As of an early December tally, the Centers for Medicare & Medicaid Services (CMS) had issued roughly 335 warning notices to hospitals it determined to be out of compliance with its Hospital Price Transparency regulations effective Jan. 1, 2021, according to a CMS spokesperson. These written warnings outline a specific issue for the noncompliant hospital to address.

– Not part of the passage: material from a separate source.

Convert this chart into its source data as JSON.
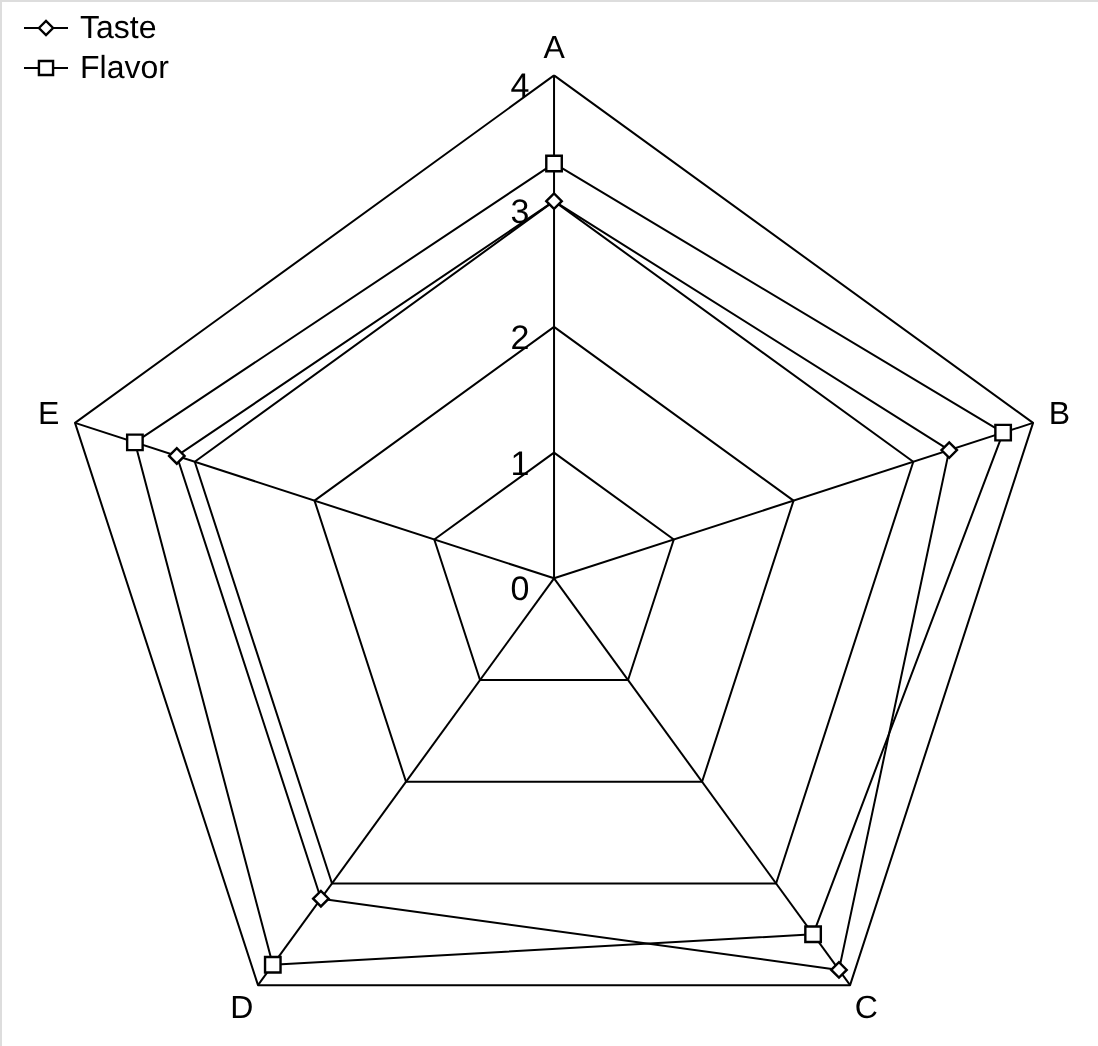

Additionally, the agency has issued to noncompliant hospitals 98 requests for a corrective action plan, according to the spokesperson. These hospitals had previously received a warning but had not yet corrected deficiencies that constitute a material violation of one or more Hospital Price Transparency requirements, the agency spokesperson said.
Of the hospitals that received corrective action plan requests, 23 have addressed their citations and received a case closure notice from CMS, according to the spokesperson.
The agency said it has not yet needed to issue any civil monetary penalties to noncompliant hospitals because, to date, each hospital that has come under compliance review has either resolved its issues or is in the process of doing so.
CMS said any hospitals that do receive a civil monetary penalty will have their name published on the Hospital Price Transparency section of its website.
Hospitals, for their part, often pointed to what they consider to be confusing or imprecise language in CMS’ rule as a barrier to their good faith efforts to reach compliance.
While CMS has yet to flex its muscles, the agency is packing more disciplinary firepower in the second year of price transparency enforcement—to the pleasure of some and the disappointment of others. Whereas noncompliance could cost a hospital of the appropriate size up to $300 per day (roughly $110,000 per year) during 2021, that penalty has since been increased to $5,500 per day (more than $2 million a year) for 2022.